U.S. senators have re-introduced a bipartisan bill to protect pipeline security from cybersecurity threats, acts of terrorism, and other nefarious acts that jeopardize the physical security or cybersecurity of pipelines. The bill will also support efforts by the Department of Homeland Security to secure pipelines and related facilities.
The bill, titled “Pipeline Security Act,” is to work in coordination with the Cybersecurity and Infrastructure Security Agency (CISA) against cybersecurity threats that jeopardize the physical security or cybersecurity of such transportation or facilities, in order to ensure the security of pipeline transportation and pipeline facilities. In addition to transporting oil, these pipelines also transport gas that heats homes and generates electricity.
Calling for the need to do more and ensure the safety of energy infrastructure, the Federal Energy Regulatory Commission (FERC) and the North American Electric Reliability Corporation (NERC) have established and enforced mandatory cybersecurity standards for the bulk electric system. But such comparable mandatory standards are missing for the nearly 3 million miles of natural gas, oil, and hazardous liquid pipelines that traverse the United States.
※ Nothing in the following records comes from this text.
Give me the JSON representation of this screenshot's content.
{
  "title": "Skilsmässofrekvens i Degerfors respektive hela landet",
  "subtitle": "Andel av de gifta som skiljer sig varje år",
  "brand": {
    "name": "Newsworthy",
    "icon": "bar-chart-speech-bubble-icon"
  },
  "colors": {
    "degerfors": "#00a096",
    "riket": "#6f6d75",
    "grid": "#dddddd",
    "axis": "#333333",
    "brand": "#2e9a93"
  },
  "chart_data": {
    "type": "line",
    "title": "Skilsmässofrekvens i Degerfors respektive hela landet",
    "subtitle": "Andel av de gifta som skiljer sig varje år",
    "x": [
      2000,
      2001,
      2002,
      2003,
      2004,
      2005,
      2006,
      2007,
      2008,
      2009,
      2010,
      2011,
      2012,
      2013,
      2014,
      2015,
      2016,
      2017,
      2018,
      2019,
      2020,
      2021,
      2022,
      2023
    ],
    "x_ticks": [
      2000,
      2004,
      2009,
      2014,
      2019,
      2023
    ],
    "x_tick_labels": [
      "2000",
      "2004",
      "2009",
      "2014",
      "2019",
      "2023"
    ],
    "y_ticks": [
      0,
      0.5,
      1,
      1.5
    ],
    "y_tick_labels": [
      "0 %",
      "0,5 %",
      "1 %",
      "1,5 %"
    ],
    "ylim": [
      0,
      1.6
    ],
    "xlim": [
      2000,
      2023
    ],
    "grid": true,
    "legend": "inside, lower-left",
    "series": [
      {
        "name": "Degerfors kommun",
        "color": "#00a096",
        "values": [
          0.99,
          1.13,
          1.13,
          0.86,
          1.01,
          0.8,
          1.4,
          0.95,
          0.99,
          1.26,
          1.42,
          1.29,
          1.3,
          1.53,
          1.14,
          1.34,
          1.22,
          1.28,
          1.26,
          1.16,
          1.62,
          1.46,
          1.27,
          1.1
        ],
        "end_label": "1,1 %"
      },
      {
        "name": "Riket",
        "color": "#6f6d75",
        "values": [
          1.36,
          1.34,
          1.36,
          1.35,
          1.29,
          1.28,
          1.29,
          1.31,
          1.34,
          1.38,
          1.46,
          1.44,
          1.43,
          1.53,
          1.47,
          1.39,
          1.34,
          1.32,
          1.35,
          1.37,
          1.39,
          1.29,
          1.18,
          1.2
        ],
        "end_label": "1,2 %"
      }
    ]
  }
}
The FERC has called for mandatory cybersecurity standards for the nation’s pipeline infrastructure. “It is time to establish mandatory pipeline cybersecurity standards similar to those applicable to the electricity sector, FERC Chairman, Richard Glick, said in a statement. “Simply encouraging pipelines to voluntarily adopt best practices is an inadequate response to the ever-increasing number and sophistication of malevolent cyber actors. Mandatory pipeline security standards are necessary to protect the infrastructure on which we all depend.”
The pipeline security legislation was re-introduced by Emanuel Cleaver II, a Democrat from Missouri, along with Committee on Homeland Security Chairman Bennie Thompson, a Democrat from Mississippi, Committee Ranking Member John Katko, a Republican from New York, and 12 members of the committee.
The new legislation is particularly timely given the recent DarkSide ransomware incident, which infected IT systems at Colonial Pipeline leading to the fuel pipeline operator shutting down operations for multiple days. The fuel pipeline company has not provided any details of the exact cause of the cybersecurity incident, the number of systems affected by the ransomware, or if any data was stolen in the cybersecurity attack.
“It’s become clear that cyber-attacks on our critical infrastructure are national security and economic threats to the homeland,” said Congressman Cleaver in a media statement. “The recent ransomware attack on the Colonial Pipeline, which caused the shutdown of thousands of miles of gas pipeline along the East Coast, was just the latest example of why Congress must act swiftly to harden our critical infrastructure and bolster our cybersecurity capabilities,” he added.
“The recent ransomware attack against Colonial Pipeline Company further highlights the threats facing our nation’s critical infrastructure and the potential cascading impacts cyber attacks can have on our economy,” said Ranking Member Katko. “With the attacks of this nature on the rise, it’s more important than ever to strengthen our cyber resilience.”
The Act seeks to explicitly codify the Transportation Security Administration (TSA) and the CISA roles in securing pipelines. The TSA has been the primary federal entity responsible for protecting against cyberattacks, terrorist attacks, and other efforts that disrupt the more than 2.7 million miles of pipelines that distribute hazardous liquids across the country.
It will also codify TSA’s Pipeline Security Station and require TSA to develop a personnel strategy for staffing it, in addition to requiring the TSA to update pipeline security guidelines within a year of enactment. It also improves mechanisms for stakeholder engagement and congressional oversight of TSA’s efforts. The Act will reinforce support for the TSA’s security mission, and increase the agency’s engagement with relevant public and private stakeholders.
Though the TSA has led the federal government’s pipeline security efforts since its inception in the aftermath of the Sept. 11th attacks, the division that carries out these critical functions has yet to be codified into law. The new Pipeline Security legislation provides permanence to the section and explicitly highlights TSA’s pipeline security responsibilities.
Under the Pipeline Security Section, it will be required to update TSA’s pipeline security guidance within one year of enactment. The bill also ensures the Pipeline Security Section is responsible for developing and maintaining security guidance to help guard pipelines against cyberattacks, terrorist attacks, and other threats, in coordination with federal, state, local, private sector, and other stakeholders. It will also conduct security assessments of specific pipelines, and issuing recommendations to pipeline operators regarding their security plans, policies, and practices.
The section will also rank the relative security risk of pipelines and inspect critical facilities. In carrying out these tasks, the Pipeline Security Division will be staffed by personnel with requisite knowledge of the pipeline industry and personnel with appropriate cybersecurity expertise.
The legislation will require the TSA to report annually to Congress regarding the activities of the newly codified Pipeline Security Section. This will include updates regarding the security guidelines, assessments, and inspections required under the bill. Within one year of enactment, TSA will also be required to consult with pipeline stakeholders to discuss security matters. Within two years of enactment, the Government Accountability Office will conduct a review of the legislation’s implementation.